Crystal Hall's Reflection | Poverty Initiative Chapel Service

Crystal Hall's Reflection
Poverty Initiative Chapel Service
Moday, February 8, 2010. 12:00 pm.
James Chapel
Union Theological Seminary

 

I heard a certain version of events in American history class as a child.  The Pilgrims and the American Indians shared a peaceful feast of thanksgiving.  The Africans that were brought to these shores were the courageous heroes of the Underground Railroad.  The women who asked for the right to vote popularized the soapbox speech.  The Southern segregationists only needed to be reminded by four young men at a lunch counter that, indeed, all have a right to be served. 
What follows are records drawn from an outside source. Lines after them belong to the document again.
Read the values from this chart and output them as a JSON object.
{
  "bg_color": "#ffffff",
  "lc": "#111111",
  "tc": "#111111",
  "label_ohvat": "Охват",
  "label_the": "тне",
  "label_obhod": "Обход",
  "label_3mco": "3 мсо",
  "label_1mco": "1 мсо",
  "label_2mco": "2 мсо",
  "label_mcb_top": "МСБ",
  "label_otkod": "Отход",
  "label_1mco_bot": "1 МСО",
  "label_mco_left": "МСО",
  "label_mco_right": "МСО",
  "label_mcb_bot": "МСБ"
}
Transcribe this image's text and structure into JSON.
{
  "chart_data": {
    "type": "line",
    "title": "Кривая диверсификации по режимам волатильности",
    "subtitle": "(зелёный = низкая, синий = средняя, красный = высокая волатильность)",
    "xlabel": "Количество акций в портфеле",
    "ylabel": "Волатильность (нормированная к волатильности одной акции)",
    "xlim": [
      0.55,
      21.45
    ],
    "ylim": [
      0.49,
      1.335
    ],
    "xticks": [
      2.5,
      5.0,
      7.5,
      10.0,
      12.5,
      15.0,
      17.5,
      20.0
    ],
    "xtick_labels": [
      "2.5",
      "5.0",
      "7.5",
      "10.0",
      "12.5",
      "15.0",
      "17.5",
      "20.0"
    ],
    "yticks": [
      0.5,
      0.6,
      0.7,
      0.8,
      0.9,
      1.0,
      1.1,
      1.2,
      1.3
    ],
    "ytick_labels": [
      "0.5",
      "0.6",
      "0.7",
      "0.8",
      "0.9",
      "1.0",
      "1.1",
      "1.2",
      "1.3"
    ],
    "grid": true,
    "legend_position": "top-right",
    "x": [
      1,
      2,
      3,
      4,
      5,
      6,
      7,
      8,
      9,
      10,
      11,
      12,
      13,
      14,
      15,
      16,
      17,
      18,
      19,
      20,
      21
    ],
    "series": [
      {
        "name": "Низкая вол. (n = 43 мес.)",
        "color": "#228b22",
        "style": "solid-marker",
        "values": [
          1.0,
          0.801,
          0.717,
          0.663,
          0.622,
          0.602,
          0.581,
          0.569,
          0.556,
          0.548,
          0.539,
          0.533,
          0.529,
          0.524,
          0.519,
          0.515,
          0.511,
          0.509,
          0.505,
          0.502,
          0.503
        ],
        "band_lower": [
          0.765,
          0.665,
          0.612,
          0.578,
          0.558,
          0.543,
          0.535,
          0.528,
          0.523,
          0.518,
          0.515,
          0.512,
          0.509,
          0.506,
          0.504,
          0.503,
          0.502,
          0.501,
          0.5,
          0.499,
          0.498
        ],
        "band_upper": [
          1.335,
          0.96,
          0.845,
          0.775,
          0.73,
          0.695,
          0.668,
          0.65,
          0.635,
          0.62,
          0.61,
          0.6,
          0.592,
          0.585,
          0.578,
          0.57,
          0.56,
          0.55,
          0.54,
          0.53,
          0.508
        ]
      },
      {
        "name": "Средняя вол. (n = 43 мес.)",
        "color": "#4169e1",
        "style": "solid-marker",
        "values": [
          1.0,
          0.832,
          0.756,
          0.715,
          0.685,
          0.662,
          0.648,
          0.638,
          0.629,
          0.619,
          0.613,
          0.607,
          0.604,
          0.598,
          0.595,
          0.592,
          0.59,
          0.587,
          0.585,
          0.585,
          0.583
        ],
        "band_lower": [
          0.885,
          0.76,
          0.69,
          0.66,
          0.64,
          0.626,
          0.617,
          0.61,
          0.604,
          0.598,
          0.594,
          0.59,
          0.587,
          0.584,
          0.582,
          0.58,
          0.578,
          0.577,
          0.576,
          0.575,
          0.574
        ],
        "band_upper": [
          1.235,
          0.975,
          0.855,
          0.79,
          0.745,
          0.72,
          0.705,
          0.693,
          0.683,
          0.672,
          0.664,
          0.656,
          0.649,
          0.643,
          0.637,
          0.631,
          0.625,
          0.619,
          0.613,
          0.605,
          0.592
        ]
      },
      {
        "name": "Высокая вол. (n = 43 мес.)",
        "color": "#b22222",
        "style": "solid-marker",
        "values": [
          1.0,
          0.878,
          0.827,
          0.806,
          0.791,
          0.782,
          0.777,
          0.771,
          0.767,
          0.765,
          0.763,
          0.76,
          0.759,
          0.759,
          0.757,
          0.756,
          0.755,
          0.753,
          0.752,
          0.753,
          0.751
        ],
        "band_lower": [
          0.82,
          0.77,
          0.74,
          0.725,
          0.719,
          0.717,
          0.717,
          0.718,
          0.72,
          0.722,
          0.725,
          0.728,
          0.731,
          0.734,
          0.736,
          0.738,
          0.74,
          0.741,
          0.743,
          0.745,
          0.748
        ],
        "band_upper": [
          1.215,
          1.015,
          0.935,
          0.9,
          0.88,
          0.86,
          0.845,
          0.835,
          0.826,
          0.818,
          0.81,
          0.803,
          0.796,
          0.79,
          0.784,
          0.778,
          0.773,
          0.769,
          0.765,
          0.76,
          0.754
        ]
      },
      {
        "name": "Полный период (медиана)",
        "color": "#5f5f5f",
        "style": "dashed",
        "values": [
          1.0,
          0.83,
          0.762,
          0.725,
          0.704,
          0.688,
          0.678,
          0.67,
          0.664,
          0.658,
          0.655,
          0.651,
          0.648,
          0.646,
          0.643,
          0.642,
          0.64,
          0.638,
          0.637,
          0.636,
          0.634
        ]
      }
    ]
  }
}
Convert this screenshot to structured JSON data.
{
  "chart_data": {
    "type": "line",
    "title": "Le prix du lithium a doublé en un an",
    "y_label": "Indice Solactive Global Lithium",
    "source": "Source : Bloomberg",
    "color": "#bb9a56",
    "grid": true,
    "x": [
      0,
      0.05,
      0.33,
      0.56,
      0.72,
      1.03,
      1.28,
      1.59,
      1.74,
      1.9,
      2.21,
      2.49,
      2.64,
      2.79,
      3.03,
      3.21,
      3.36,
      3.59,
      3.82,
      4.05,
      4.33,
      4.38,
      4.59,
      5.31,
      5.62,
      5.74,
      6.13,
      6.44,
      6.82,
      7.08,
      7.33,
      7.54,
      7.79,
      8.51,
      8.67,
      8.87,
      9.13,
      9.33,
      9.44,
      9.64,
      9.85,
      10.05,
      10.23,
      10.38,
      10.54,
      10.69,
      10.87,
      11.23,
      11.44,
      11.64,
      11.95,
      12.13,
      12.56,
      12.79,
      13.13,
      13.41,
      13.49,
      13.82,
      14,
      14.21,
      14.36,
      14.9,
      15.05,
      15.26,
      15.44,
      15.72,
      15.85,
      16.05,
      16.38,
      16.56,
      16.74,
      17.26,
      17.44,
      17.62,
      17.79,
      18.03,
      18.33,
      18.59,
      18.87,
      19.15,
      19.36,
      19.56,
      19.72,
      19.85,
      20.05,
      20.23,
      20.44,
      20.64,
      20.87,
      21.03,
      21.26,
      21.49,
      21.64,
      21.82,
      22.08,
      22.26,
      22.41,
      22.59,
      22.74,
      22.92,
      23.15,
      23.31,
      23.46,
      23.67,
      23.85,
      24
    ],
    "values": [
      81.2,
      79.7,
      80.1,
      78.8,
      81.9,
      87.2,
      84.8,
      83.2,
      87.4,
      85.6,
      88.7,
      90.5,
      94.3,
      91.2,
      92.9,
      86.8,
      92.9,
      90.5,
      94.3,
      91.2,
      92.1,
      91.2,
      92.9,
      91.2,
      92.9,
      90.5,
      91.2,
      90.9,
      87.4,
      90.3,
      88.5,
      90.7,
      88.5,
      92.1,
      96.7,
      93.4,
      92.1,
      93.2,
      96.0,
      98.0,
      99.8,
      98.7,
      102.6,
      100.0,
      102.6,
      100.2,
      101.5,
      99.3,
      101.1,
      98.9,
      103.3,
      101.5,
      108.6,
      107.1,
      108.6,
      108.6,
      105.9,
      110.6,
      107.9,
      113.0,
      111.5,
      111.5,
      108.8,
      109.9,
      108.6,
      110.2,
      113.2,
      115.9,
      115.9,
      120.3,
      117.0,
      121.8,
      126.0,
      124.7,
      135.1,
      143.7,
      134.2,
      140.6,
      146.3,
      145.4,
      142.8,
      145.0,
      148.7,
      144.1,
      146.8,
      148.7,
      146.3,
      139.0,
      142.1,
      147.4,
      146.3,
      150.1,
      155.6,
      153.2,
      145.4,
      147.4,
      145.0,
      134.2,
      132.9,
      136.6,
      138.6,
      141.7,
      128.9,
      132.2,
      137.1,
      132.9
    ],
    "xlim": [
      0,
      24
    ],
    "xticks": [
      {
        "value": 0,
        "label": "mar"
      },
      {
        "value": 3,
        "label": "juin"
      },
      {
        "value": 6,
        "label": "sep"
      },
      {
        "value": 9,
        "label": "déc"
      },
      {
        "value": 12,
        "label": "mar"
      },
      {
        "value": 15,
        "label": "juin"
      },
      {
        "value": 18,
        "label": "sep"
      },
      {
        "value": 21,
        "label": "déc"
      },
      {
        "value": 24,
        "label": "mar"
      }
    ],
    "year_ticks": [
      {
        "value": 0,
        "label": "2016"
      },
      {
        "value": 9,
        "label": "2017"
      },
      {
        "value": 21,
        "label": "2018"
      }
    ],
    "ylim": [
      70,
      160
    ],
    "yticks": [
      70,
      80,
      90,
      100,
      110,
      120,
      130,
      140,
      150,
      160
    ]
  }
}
My teachers continued that those are things in the past.  America is now the greatest country in the world, because of the freedoms granted in its founding documents.  American citizens are now truly free to enjoy life, liberty and the pursuit of happiness.  If you work hard enough and persevere long enough you too can achieve the American dream.

During the Immersion, the Poverty Initiative and local activists took a walking tour of Philadelphia.  Our first stop was Independence Park, the site of both Independence Hall and the Liberty Bell.  Within sight of where the Declaration was signed, we visited the Liberty Bell Center, a self-described “national shrine”.  The National Park Service, like my grade school history teachers, had a story to tell.

Abolition.  Women’s suffrage.  Civil Rights.  Each of these struggles used the Liberty Bell as a symbol in creating a more just and equitable society.  Did you hear the litany? Abolition.  Women’s suffrage.  Civil Rights.  (Pause.)  According to the national narrative, America’s struggle for liberty ended with the Civil Rights movement.  But for the mother in the shelter system, the undocumented immigrant working three jobs just to survive, and for the student fighting school violence with non-violent resistance, the struggle is not a thing of the past…  The struggle for the human rights to housing, a living wage, education, and health care is not a thing of the past.  These are the pursuits of freedom and liberty by sophisticated, audacious people directly impacted by poverty in this nation, today.

 “Life, liberty, and the pursuit of happiness.”  Do these words perhaps have a more hollow ring?  The Liberty Bell is inscribed with words from Leviticus 25:10: “You shall proclaim liberty throughout the land to all its inhabitants.”  The Kensington Welfare Rights Union of North Philly protested for the right to housing at the Liberty Bell in the 1990s.  Some were arrested and banned from the grounds.  Leviticus 25:10 continues, though not inscribed on the bell, “It shall be a jubilee for you: you shall return, every one of you, to your property and every one of you to your family.”  “Liberty” in this passage is understood in terms of economic redistribution and forgiveness of debts.  The Liberty Bell is cracked and silent.   

But, no.  We cannot allow ourselves to become cynics, jaded into the assumed inevitability of a history that repeats itself.  This struggle, to achieve the ideals of our founding documents, is ours too, not as a patriotic duty but as the fight for human dignity.  If we are to be judged by how we treated the least of these, as Willie Baptist says, we must understand that we—you and me and the man who slept on the steps of Riverside Church last night—we are “all of these.”  We will all be judged by how we strived for justice for each other.  This is our struggle, not because we are American but because we are all children of God.